Surveillé à moitié : ils voient une partie de l'argent, rien de la structure.
Est-il blacklisté ?
Pour faire simple : UN PEU.
Le pays est signalé par quelques administrations fiscales nationales (parmi FR/ES/PT/BR) et n'est pas membre du GAFI.
La gêne est sélective : des règles anti-abus se déclenchent sur certains corridors, et vos interlocuteurs posent plus de questions que d'habitude. Ni le GAFI ni l'UE ne l'ont mis sur leurs listes, ce qui limite les dégâts : une contrariété, pas une lettre écarlate.
S'y sent-on libre ?
Pour faire simple : EN PARTIE.
Un milieu de tableau au classement RSF sur la liberté de la presse, 65e : la société civile fonctionne, mais les murs sont bien là et vous saurez vite où ils sont.

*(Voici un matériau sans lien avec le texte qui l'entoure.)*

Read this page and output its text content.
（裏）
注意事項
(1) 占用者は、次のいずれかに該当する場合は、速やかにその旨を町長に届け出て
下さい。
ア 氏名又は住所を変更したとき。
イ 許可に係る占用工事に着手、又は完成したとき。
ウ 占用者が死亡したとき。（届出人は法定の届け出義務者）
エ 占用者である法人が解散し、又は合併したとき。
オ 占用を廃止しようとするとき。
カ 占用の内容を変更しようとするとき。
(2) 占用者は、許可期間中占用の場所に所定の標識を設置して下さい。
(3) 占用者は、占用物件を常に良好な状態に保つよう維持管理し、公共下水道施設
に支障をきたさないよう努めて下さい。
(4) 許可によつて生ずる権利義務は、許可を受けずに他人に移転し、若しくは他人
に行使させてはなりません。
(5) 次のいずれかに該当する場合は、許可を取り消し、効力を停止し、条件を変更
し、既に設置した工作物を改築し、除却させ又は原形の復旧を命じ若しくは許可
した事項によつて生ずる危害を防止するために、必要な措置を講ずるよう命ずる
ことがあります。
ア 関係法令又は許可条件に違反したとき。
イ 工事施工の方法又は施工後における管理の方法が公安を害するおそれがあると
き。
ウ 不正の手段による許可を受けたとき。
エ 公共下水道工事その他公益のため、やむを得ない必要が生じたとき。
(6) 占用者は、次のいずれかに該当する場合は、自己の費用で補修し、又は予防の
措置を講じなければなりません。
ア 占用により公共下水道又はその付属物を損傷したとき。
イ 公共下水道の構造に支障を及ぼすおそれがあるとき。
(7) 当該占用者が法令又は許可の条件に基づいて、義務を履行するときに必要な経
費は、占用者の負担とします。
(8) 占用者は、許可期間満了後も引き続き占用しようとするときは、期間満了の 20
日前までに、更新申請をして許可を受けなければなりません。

La crypto vit dans le cadre réglementé habituel.
Connecté au reste du monde ?
Pour faire simple : MAL CONNECTÉ.
Les deux rails qui comptent sont morts ici. Stripe ne veut pas de vous : pour encaisser par carte, il faudra une structure à l'étranger ou un processeur local avec ses propres règles. Amazon ne livre pas non plus.
Quelques services secondaires fonctionnent (3/11), mais pour un business en ligne, c'est nager à contre-courant.